I can second this as we had a problem just leaving ours in France for a week and we would still be in the country. That was with MHF insurance and we had to have named fully secure garaging before they would cover it. The company we are with now will let us leave it as long as we are in the same country, but we cannot leave it overseas and come back to the UK, or leave it in say Spain and take a day trip to Portugal.
If anyone has insurance that does let them leave their MH overseas and fly back to the UK i would love to hear which company,
lala


----------



## Solwaybuggier (Mar 4, 2008)

lalala said:


> I can second this as we had a problem just leaving ours in France for a week and we would still be in the country. That was with MHF insurance and we had to have named fully secure garaging before they would cover it. The company we are with now will let us leave it as long as we are in the same country, but we cannot leave it overseas and come back to the UK, or leave it in say Spain and take a day trip to Portugal.
> If anyone has insurance that does let them leave their MH overseas and fly back to the UK i would love to hear which company,
> lala


And I'll third it! We've recently renewed with MHF and been told we cannot leave van unattended away from home for more than 36 hours without prior agreement from underwriters. There is quite a detailed form to complete (although Cassoa Gold storage only needs registration no.)


----------



## TheNomad (Aug 12, 2013)

There's a very good long- term parking place/company on the N332 on the left hand side just to the North of the Calpe-south turnoff as you drive northwards on the N332. 

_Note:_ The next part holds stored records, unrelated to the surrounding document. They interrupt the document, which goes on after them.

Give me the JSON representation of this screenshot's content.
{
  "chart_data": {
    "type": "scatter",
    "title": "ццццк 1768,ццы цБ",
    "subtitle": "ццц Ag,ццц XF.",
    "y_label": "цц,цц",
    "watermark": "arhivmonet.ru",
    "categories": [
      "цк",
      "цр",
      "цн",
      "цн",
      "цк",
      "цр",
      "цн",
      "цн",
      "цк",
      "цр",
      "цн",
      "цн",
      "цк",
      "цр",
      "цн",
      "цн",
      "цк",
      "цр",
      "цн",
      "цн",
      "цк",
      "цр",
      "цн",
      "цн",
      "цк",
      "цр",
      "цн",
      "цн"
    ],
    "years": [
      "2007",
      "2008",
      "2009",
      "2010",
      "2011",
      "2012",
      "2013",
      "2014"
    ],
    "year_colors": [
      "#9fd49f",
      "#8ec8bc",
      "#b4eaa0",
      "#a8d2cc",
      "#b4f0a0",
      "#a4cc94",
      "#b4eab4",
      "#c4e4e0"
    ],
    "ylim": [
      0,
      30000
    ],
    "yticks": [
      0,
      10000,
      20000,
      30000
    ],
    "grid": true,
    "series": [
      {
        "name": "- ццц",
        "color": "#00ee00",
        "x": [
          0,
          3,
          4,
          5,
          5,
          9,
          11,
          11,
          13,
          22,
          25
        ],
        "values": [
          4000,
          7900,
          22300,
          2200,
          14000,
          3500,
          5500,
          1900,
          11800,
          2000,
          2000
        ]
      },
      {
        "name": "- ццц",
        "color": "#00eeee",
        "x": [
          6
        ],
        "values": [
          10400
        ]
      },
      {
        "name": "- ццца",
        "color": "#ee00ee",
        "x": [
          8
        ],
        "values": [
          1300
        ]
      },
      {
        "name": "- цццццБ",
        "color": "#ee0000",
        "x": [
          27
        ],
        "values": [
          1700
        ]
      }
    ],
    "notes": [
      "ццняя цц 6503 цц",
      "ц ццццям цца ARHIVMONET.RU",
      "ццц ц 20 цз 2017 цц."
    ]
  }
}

They specialise in motorhomes, caravans and boats. 

Looks very secure large tarmac compound with very big warhouse type building, and you can choose indoor or outdoor parking. 
Nothing against Stones parking, but this place looks a lot better/cleaner/highly secure (maybe more expensive of course!)

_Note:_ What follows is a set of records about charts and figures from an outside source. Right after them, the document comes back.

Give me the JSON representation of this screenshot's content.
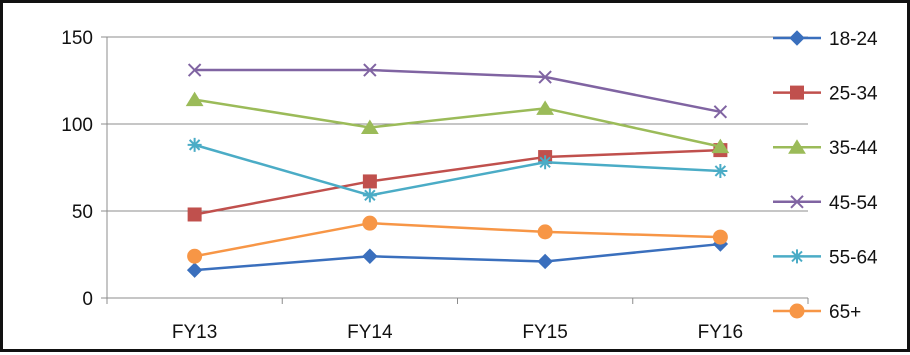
{
  "chart_data": {
    "type": "line",
    "title": "",
    "xlabel": "",
    "ylabel": "",
    "categories": [
      "FY13",
      "FY14",
      "FY15",
      "FY16"
    ],
    "ylim": [
      0,
      150
    ],
    "yticks": [
      0,
      50,
      100,
      150
    ],
    "grid": "horizontal",
    "legend_position": "right",
    "series": [
      {
        "name": "18-24",
        "values": [
          16,
          24,
          21,
          31
        ],
        "color": "#3a6fbd",
        "marker": "diamond"
      },
      {
        "name": "25-34",
        "values": [
          48,
          67,
          81,
          85
        ],
        "color": "#c0504d",
        "marker": "square"
      },
      {
        "name": "35-44",
        "values": [
          114,
          98,
          109,
          87
        ],
        "color": "#9bbb59",
        "marker": "triangle"
      },
      {
        "name": "45-54",
        "values": [
          131,
          131,
          127,
          107
        ],
        "color": "#8064a2",
        "marker": "x"
      },
      {
        "name": "55-64",
        "values": [
          88,
          59,
          78,
          73
        ],
        "color": "#4bacc6",
        "marker": "asterisk"
      },
      {
        "name": "65+",
        "values": [
          24,
          43,
          38,
          35
        ],
        "color": "#f79646",
        "marker": "circle"
      }
    ]
  }
}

Can't remember the name/phone number at the moment, but I'll make a note next time I'm passing.


----------



## TheNomad (Aug 12, 2013)

Or maybe easiest if you just book and park it with one of the several private parking companies located all around Alicante airport. 
They mini-bus you to the terminal and pick you up again. Some have indoor/covered parking, and all have 24 hour security in their compounds.

It's what we do with our car when we fly back to the UK/elsewhere.
Cost is about 25 to 30 euros per week for a car. They will sometimes haggle a bit if it's out of peak season and you are staying for several weeks.

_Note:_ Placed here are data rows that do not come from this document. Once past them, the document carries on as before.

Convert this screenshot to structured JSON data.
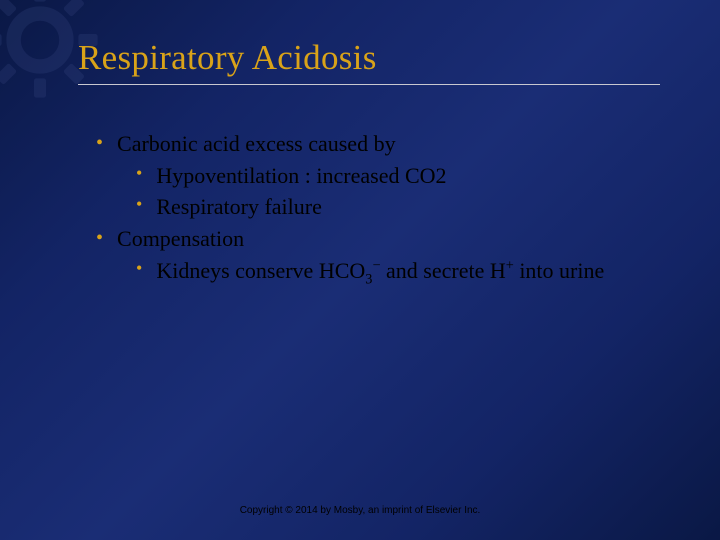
{
  "slide": {
    "title": "Respiratory Acidosis",
    "background_colors": [
      "#0a1845",
      "#132465",
      "#1a2d75"
    ],
    "title_color": "#d9a319",
    "bullet_color": "#d9a319",
    "text_color": "#000000",
    "underline_color": "#c8c8d0",
    "title_fontsize": 35,
    "body_fontsize": 22,
    "copyright_fontsize": 10,
    "bullets": [
      {
        "text": "Carbonic acid excess caused by",
        "sub": [
          {
            "text": "Hypoventilation : increased CO2"
          },
          {
            "text": "Respiratory failure"
          }
        ]
      },
      {
        "text": "Compensation",
        "sub": [
          {
            "html": "Kidneys conserve HCO<sub>3</sub><sup>−</sup> and secrete H<sup>+</sup> into urine"
          }
        ]
      }
    ],
    "copyright": "Copyright © 2014 by Mosby, an imprint of Elsevier Inc.",
    "gear_icon_color": "#3a4a85"
  }
}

Here's one site, but you can google 'alicante airport parking' to find many more and ring them/email for a quote:

http://www.europarkingalicante.com/


----------



## javea (Jun 8, 2007)

I would suggest your best bet is to contact http://royalparking.es/en/

Used them for years with a car and they are first class. Totally secure and I didn't worry about insurance. They take you to the airport and when yiu return ring them and they pick you up.

Mike


----------



## Al42 (Aug 4, 2011)

This from another forum

Mediterraneo Guarda Caravanas are a family company who are putting their former furniture making factory business to good use. The place is like Fort Knox with great security. There is only one way into the concrete walled factory of 3500 sq.mtrs. with roll up doors and cameras and alarms everywhere. They have 2 different areas for caravan storage, one for people who come and go at weekends and a second storage area away from these caravans for long term storage accessed only by the company..

We accept that no storage is 100% perfect but this is the best we have seen. If you are looking for inside storage anywhere near Benicarlo this is well worth a look. Marta speaks excellent English and they are a pleasure to deal with.

www.guardacaravanas.com

ps They also store Motor Homes, cars, trailers and boats.


----------



## KITTYKAMPER (Apr 5, 2009)

If Malaga airport is any good for you then I can thoroughly recommend Autocaravanas Malaga

http://www.autocaravanasmalaga.com/

Antonio will drop you at the airport and pick you up again. He doesn't speak English but his wife Sara speaks perfect English and is always available on the phone. The compound is safe and secure with a service point and a motorhome washing area complete with elevated walkway, you can stay on site on arrival or departure if late or early flights. Best place I have seen anywhere. I have been leaving the van in either France or Spain every month for 5 years now so I have used a few places


----------



## rosalan (Aug 24, 2009)

The answer seems to be... if you leave your van overseas, it is not insured. Under these circumstances are you willing to take the risk of theft, damage or even a fire with no claim on the insurance.
For what it is worth I did. I left my van on a campsite with friends nearby when my Mother-in-Law died and we had to fly home.
I suppose if a fire had destroyed the campsite, their insurance would have kicked in and if anything got broken or stolen it was down to me.
As will happen in most cases, nothing was broken, stolen or burnt but we were concerned until we got back.

Alan


----------



## tams (Apr 16, 2014)

There is an ACSI campsite at Bolnuevo, just outside Puerto Mazarron. They store 'vans.
Also Camping Arena Blanca in Benidorm. ( about 8 euros on the bus from Alicante airport.

Tams


----------